Am 5. März 2026 hat OpenAI GPT-5.4 vorgestellt. Laut OpenAI rollt das Modell über ChatGPT, die API und Codex aus. Für Entwicklungsteams ist das relevant, weil Codex damit nicht nur schneller antworten soll, sondern längere, komplexere Aufgaben belastbarer bearbeiten kann.
Warum das für Teams mehr ist als ein Modell-Update
Viele Teams nutzen KI heute für Snippets, kleine Refactorings oder Fragen zum Code. Der eigentliche Hebel liegt aber dort, wo Aufgaben über viele Dateien, Tool-Aufrufe und längere Prüfstrecken gehen. Genau in diesem Bereich positioniert OpenAI GPT-5.4 für Codex deutlich stärker.
Was OpenAI offiziell hervorhebt
- GPT-5.4 ist laut OpenAI das erste Mainline-Reasoning-Modell, das Coding-Fähigkeiten aus GPT-5.3-codex einbezieht.
- Das Modell wird laut OpenAI in ChatGPT, der API und Codex ausgerollt.

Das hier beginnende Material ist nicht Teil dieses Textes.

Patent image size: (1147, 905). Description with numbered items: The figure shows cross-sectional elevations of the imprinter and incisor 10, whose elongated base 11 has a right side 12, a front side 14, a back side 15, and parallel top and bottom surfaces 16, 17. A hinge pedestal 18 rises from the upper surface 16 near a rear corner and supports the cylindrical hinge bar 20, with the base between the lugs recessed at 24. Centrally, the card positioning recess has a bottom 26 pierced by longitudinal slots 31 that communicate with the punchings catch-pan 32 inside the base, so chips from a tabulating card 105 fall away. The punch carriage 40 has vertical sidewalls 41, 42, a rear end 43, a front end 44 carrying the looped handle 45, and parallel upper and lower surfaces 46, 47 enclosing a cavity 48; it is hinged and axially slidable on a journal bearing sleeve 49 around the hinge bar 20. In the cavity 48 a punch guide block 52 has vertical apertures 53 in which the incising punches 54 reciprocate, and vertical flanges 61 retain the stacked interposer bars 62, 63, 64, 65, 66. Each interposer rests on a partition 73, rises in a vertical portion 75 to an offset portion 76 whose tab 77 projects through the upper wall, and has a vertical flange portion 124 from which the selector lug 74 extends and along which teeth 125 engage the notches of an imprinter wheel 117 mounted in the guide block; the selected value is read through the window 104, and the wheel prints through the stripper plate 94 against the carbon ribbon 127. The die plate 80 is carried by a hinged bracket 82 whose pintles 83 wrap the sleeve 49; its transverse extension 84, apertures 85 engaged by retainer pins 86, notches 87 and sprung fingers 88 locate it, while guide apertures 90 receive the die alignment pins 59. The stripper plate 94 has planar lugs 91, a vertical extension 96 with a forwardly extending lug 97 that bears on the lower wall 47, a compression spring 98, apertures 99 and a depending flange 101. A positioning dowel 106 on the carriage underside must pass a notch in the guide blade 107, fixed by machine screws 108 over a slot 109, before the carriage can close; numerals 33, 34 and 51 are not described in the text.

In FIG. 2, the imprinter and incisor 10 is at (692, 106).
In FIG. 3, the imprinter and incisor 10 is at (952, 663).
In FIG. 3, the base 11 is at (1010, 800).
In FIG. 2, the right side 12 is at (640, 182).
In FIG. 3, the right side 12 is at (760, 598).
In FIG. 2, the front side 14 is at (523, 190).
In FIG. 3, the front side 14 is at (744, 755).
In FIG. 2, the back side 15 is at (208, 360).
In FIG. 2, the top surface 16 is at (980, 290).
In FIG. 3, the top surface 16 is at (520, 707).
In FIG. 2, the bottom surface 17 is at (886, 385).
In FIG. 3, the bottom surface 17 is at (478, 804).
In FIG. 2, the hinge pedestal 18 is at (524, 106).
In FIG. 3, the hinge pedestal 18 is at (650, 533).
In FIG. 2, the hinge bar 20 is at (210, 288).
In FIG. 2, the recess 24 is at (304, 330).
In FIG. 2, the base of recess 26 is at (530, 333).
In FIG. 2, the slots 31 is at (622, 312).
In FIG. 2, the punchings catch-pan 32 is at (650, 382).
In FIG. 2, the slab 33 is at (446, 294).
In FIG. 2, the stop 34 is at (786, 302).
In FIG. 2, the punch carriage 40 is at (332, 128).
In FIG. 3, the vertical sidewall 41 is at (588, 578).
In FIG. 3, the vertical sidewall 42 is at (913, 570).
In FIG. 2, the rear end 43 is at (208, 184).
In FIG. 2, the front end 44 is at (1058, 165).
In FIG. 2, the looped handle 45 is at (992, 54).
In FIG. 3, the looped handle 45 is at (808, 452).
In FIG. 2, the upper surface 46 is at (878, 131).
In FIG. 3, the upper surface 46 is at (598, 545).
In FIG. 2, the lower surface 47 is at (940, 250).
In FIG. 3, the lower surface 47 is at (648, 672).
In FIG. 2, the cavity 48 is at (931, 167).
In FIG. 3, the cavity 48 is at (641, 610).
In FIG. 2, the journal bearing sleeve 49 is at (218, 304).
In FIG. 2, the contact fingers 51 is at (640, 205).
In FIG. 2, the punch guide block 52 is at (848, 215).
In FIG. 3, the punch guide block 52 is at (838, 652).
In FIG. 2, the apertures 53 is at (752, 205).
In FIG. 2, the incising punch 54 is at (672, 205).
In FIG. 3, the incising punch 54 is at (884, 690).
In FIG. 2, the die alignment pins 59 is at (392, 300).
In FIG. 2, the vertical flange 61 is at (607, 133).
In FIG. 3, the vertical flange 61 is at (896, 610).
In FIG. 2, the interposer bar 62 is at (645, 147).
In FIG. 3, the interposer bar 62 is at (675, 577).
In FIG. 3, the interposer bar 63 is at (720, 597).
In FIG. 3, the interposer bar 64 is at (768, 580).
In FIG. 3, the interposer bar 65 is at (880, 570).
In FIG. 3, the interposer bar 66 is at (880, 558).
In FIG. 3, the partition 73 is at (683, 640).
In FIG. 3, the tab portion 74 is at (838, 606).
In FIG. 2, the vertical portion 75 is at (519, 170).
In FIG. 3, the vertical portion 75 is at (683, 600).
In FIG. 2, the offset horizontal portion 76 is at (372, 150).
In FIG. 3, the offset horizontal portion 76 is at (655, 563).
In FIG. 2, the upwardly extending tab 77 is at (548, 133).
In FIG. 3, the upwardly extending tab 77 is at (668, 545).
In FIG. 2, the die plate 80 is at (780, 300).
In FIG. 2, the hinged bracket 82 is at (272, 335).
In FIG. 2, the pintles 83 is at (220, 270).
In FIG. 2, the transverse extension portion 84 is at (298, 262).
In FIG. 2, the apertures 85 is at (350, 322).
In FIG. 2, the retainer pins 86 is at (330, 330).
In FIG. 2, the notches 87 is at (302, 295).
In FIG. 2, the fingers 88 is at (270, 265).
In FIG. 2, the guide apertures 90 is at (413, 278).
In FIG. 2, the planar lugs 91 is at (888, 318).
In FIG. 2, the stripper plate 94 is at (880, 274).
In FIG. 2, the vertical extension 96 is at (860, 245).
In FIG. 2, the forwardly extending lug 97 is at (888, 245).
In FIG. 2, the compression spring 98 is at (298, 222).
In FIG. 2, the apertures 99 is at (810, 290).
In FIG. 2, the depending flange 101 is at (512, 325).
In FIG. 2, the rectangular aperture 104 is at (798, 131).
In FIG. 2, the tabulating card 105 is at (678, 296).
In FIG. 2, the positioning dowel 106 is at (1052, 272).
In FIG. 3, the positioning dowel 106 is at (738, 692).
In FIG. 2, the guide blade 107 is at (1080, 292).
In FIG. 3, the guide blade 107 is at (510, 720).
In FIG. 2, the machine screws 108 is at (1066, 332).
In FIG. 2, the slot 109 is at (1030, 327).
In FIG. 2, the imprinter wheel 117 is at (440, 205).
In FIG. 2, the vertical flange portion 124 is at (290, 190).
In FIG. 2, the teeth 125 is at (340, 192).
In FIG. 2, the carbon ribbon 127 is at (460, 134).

- In Codex und der API nennt OpenAI native Computer-Use-Fähigkeiten als einen zentralen Fortschritt.
- OpenAI spricht außerdem von bis zu 1 Million Token Kontextfenster in Codex als experimentelle Option.
Was sich dadurch im Alltag ändern kann
Der interessante Punkt ist nicht nur mehr Kontext. Wichtiger ist, dass ein Coding-Agent längere Aufgaben planen, ausführen und gegenprüfen kann, ohne nach jedem Zwischenschritt aus dem Tritt zu kommen. Für Teams bedeutet das potenziell weniger Rückfragen, weniger manuelle Orchestrierung und weniger Kontextverlust bei komplexen Tickets.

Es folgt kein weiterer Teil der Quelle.